Kardeşinin 50 günlük hastane sürecini yürütmek için haftalarca koşturan, onun için plazma donörü bile arayan ve sosyal medyada gündem olmasını sağlayan Avukat Hüseyin Dursun Ekşi (38), duygularını şöyle ifade etti:
“Üç kez hastane değiştirdik ve onu her nakledişimizde durumu daha da kötüleşmiş oluyordu ve benim de umudum tükeniyordu. Tek şansı ECMO dediklerinde araştırdım ve özel bir hastaneye götürmek istedim. Ama Hastane Başhekimi Doç. Dr. Nurettin Yiyit ve doktorumuz Prof. Dr.
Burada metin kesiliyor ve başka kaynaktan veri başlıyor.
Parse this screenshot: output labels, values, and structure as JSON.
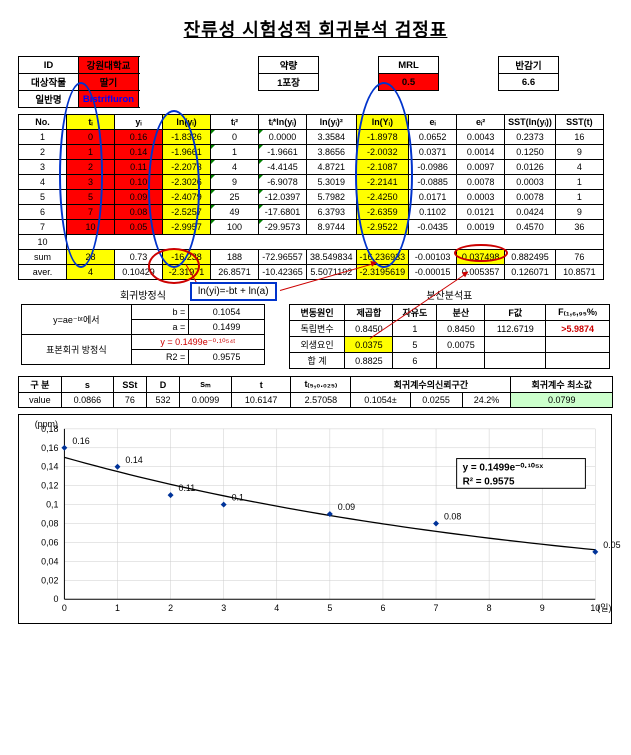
{
  "title": "잔류성 시험성적 회귀분석 검정표",
  "info": {
    "labels": {
      "id": "ID",
      "crop": "대상작물",
      "name": "일반명",
      "dose": "약량",
      "mrl": "MRL",
      "half": "반감기"
    },
    "id": "강원대학교",
    "crop": "딸기",
    "name": "Bistrifluron",
    "dose": "1포장",
    "mrl": "0.5",
    "half": "6.6"
  },
  "headers": [
    "No.",
    "tᵢ",
    "yᵢ",
    "ln(yᵢ)",
    "tᵢ²",
    "tᵢ*ln(yᵢ)",
    "ln(yᵢ)²",
    "ln(Yᵢ)",
    "eᵢ",
    "eᵢ²",
    "SST(ln(yᵢ))",
    "SST(t)"
  ],
  "rows": [
    [
      "1",
      "0",
      "0.16",
      "-1.8326",
      "0",
      "0.0000",
      "3.3584",
      "-1.8978",
      "0.0652",
      "0.0043",
      "0.2373",
      "16"
    ],
    [
      "2",
      "1",
      "0.14",
      "-1.9661",
      "1",
      "-1.9661",
      "3.8656",
      "-2.0032",
      "0.0371",
      "0.0014",
      "0.1250",
      "9"
    ],
    [
      "3",
      "2",
      "0.11",
      "-2.2073",
      "4",
      "-4.4145",
      "4.8721",
      "-2.1087",
      "-0.0986",
      "0.0097",
      "0.0126",
      "4"
    ],
    [
      "4",
      "3",
      "0.10",
      "-2.3026",
      "9",
      "-6.9078",
      "5.3019",
      "-2.2141",
      "-0.0885",
      "0.0078",
      "0.0003",
      "1"
    ],
    [
      "5",
      "5",
      "0.09",
      "-2.4079",
      "25",
      "-12.0397",
      "5.7982",
      "-2.4250",
      "0.0171",
      "0.0003",
      "0.0078",
      "1"
    ],
    [
      "6",
      "7",
      "0.08",
      "-2.5257",
      "49",
      "-17.6801",
      "6.3793",
      "-2.6359",
      "0.1102",
      "0.0121",
      "0.0424",
      "9"
    ],
    [
      "7",
      "10",
      "0.05",
      "-2.9957",
      "100",
      "-29.9573",
      "8.9744",
      "-2.9522",
      "-0.0435",
      "0.0019",
      "0.4570",
      "36"
    ]
  ],
  "row10": "10",
  "sum": [
    "sum",
    "28",
    "0.73",
    "-16.238",
    "188",
    "-72.96557",
    "38.549834",
    "-16.236933",
    "-0.00103",
    "0.037498",
    "0.882495",
    "76"
  ],
  "aver": [
    "aver.",
    "4",
    "0.10429",
    "-2.31971",
    "26.8571",
    "-10.42365",
    "5.5071192",
    "-2.3195619",
    "-0.00015",
    "0.005357",
    "0.126071",
    "10.8571"
  ],
  "eq_label": "ln(yi)=-bt + ln(a)",
  "reg": {
    "title": "회귀방정식",
    "model": "y=ae⁻ᵇᵗ에서",
    "b_label": "b =",
    "b": "0.1054",
    "a_label": "a =",
    "a": "0.1499",
    "line_label": "표본회귀\n방정식",
    "line": "y = 0.1499e⁻⁰·¹⁰⁵⁴ᵗ",
    "r2_label": "R2 =",
    "r2": "0.9575"
  },
  "anova": {
    "title": "분산분석표",
    "hdr": [
      "변동원인",
      "제곱합",
      "자유도",
      "분산",
      "F값",
      "F₍₁,₆,₉₅%₎"
    ],
    "r1": [
      "독립변수",
      "0.8450",
      "1",
      "0.8450",
      "112.6719",
      ">5.9874"
    ],
    "r2": [
      "외생요인",
      "0.0375",
      "5",
      "0.0075",
      "",
      ""
    ],
    "r3": [
      "합 계",
      "0.8825",
      "6",
      "",
      "",
      ""
    ]
  },
  "stats": {
    "hdr": [
      "구 분",
      "s",
      "SSt",
      "D",
      "sₘ",
      "t",
      "t₍₅,₀.₀₂₅₎",
      "회귀계수의신뢰구간",
      "",
      "",
      "회귀계수\n최소값"
    ],
    "row": [
      "value",
      "0.0866",
      "76",
      "532",
      "0.0099",
      "10.6147",
      "2.57058",
      "0.1054±",
      "0.0255",
      "24.2%",
      "0.0799"
    ]
  },
  "chart": {
    "ylabel": "(ppm)",
    "xlabel": "(일)",
    "yticks": [
      0,
      0.02,
      0.04,
      0.06,
      0.08,
      0.1,
      0.12,
      0.14,
      0.16,
      0.18
    ],
    "xticks": [
      0,
      1,
      2,
      3,
      4,
      5,
      6,
      7,
      8,
      9,
      10
    ],
    "points": [
      [
        0,
        0.16
      ],
      [
        1,
        0.14
      ],
      [
        2,
        0.11
      ],
      [
        3,
        0.1
      ],
      [
        5,
        0.09
      ],
      [
        7,
        0.08
      ],
      [
        10,
        0.05
      ]
    ],
    "labels": [
      "0.16",
      "0.14",
      "0.11",
      "0.1",
      "0.09",
      "0.08",
      "0.05"
    ],
    "eq1": "y = 0.1499e⁻⁰·¹⁰⁵ˣ",
    "eq2": "R²   = 0.9575",
    "colors": {
      "point": "#003399",
      "line": "#000",
      "grid": "#ccc"
    }
  }
}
Nurten Bakan sadece cihazın bulunmasının yeterli olmadığını, bu işi çok tecrübeli bir ekibin yapması gerektiğini, Marmara Üniversitesi Eğitim ve Araştırma Hastanesi’nin bu konuda en iyi merkezlerden olduğunu söyleyerek kararımı değiştirdiler. İyi ki de böyle oldu. Marmara’daki ekibe de sonsuz teşekkür ediyoruz. Bir mucize gibi ibreyi tersine döndürdü tüm doktorlarımız. Ümitlerimizi yitirdiğimiz yerden yeniden başladık. Kendisini yoğun bakımda normal servise aldıklarında beni buraya kim getirdi diye sormuş. Çünkü üç hastane değiştirdik onu yaşatabilmek için. Bu hastalığın şakası yok. İşte kardeşim, 33 yaşında bunları yaşadı. Bir odada, bir tavana bakıyorsunuz, ağzınızda bir boru var. Onunla hayatınızı yaşamaya ve iyileşmeye çalışıyorsunuz. Böyle mi yaşamak daha kolay, yoksa kurallara uyup hayatı o duruma getirmeyecek şekilde idame etmek mi diye düşünmek lazım.”